Some of the most popular alternatives to fighting for custody in a courtroom include:

  • Informal negotiation. Although it can be difficult to cooperate with your spouse as your marriage comes to an end, make an effort to put aside your feelings toward one another for the sake of the kids. Many communities offer co-parenting classes—consider taking these to learn how to collaborate with your ex about raising your children while living apart. In most situations, cooperating with your co-parent to reach an agreement is the cheapest way to reach a resolution, while also being the best way to set yourselves up for successful long-term shared parenting.
  • Mediation. Don't feel bad if you and your spouse can't work out an agreement on your own—that's very common, and it's why mediation exists. Mediation lets you hire a neutral third party to help you and your spouse negotiate a parenting plan. This professional, called a mediator, doesn't make any decisions for you. Instead, the mediator will guide your discussions and possibly propose solutions without taking sides. Mediation usually helps parents set the stage for continuing communication after the divorce, and it costs considerably less than a court battle.
  • Arbitration. Arbitrating your custody dispute is similar to going to court, but it's usually faster and less expensive, and what happens in arbitration doesn't become part of the public record. In arbitration, a neutral third-party (often a retired judge) hears both sides' arguments, examines their evidence in a relatively informal way, and makes a binding decision. The arbitrator's decision can be enforced in court.
  • Collaborative law. If you go the collaborative law route, both you and your spouse will hire attorneys to advise and assist you in negotiating a parenting plan. Everyone (attorneys included) signs an agreement saying that they will work together to reach an agreement. If your negotiating is unsuccessful and you have to go to court, you will have to find a new attorney to represent you. This is a good option for parents who can afford to work with attorneys but want to keep the matter private and foster communication.
  • Custody evaluation.
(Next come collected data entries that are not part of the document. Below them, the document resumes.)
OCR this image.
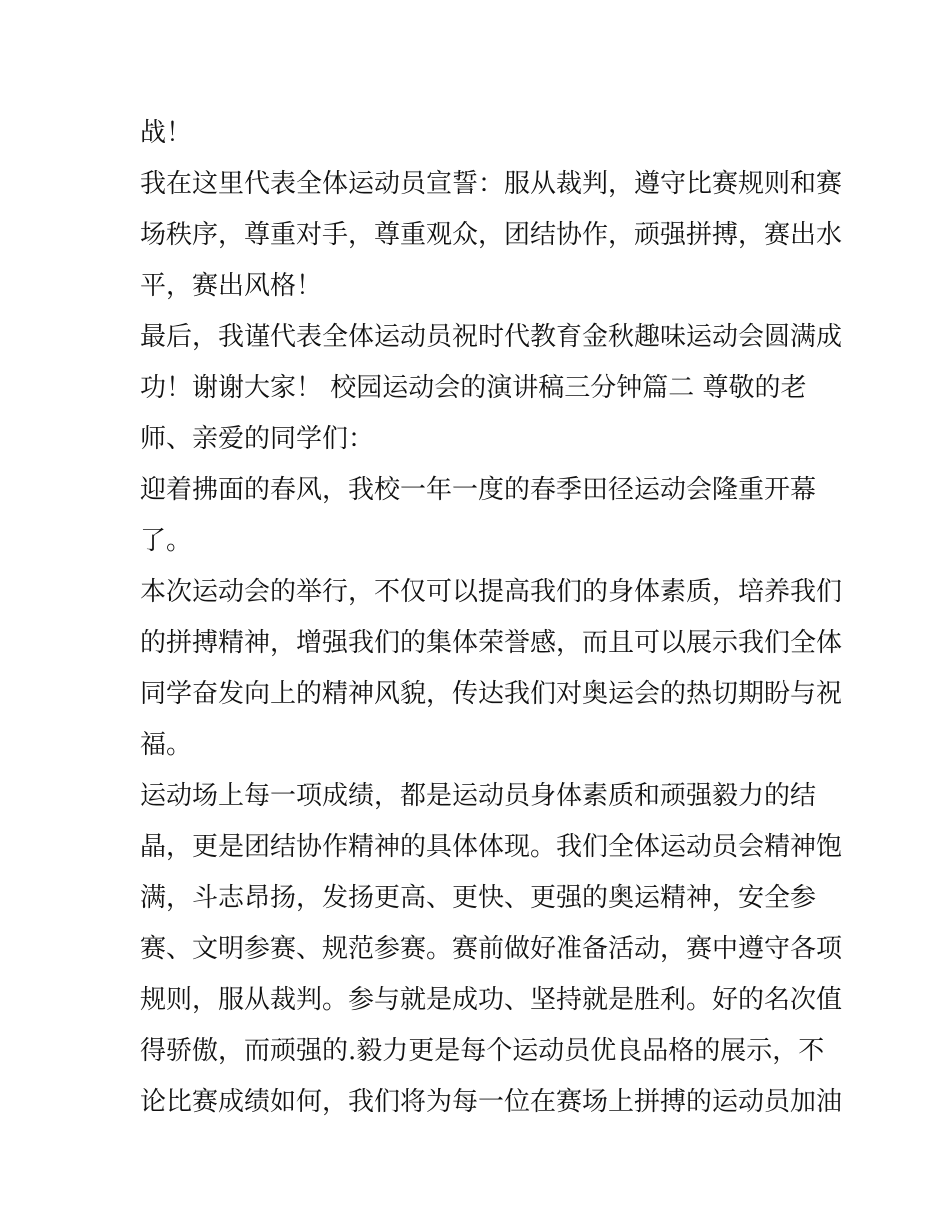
战！
我在这里代表全体运动员宣誓：服从裁判，遵守比赛规则和赛
场秩序，尊重对手，尊重观众，团结协作，顽强拼搏，赛出水
平，赛出风格！
最后，我谨代表全体运动员祝时代教育金秋趣味运动会圆满成
功！谢谢大家！ 校园运动会的演讲稿三分钟篇二 尊敬的老
师、亲爱的同学们：
迎着拂面的春风，我校一年一度的春季田径运动会隆重开幕
了。
本次运动会的举行，不仅可以提高我们的身体素质，培养我们
的拼搏精神，增强我们的集体荣誉感，而且可以展示我们全体
同学奋发向上的精神风貌，传达我们对奥运会的热切期盼与祝
福。
运动场上每一项成绩，都是运动员身体素质和顽强毅力的结
晶，更是团结协作精神的具体体现。我们全体运动员会精神饱
满，斗志昂扬，发扬更高、更快、更强的奥运精神，安全参
赛、文明参赛、规范参赛。赛前做好准备活动，赛中遵守各项
规则，服从裁判。参与就是成功、坚持就是胜利。好的名次值
得骄傲，而顽强的.毅力更是每个运动员优良品格的展示，不
论比赛成绩如何，我们将为每一位在赛场上拼搏的运动员加油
In a child custody evaluation, a trained evaluator creates a written recommendation for custody and provides a copy to the parents and the judge. If either parent disagrees with the recommendation, the parent can file a written objection and request a full trial. If the parents accept the recommendation, the judge will approve and sign it. A custody evaluation can speed the process up and save you the time and expense of a trial. If your case is already in court, the judge in your case might order an evaluation if mediation isn't successful. You can also ask the judge to request an evaluation.

Fortunately, most parents can use one or a combination of these alternatives to resolve their child custody disputes. If you're still on the fence about whether to battle it out in court, think about the issues covered above while focusing on what's best for your child in the short and long term. You might still decide that you have to head to court, but you also might determine that you should exhaust your other options first.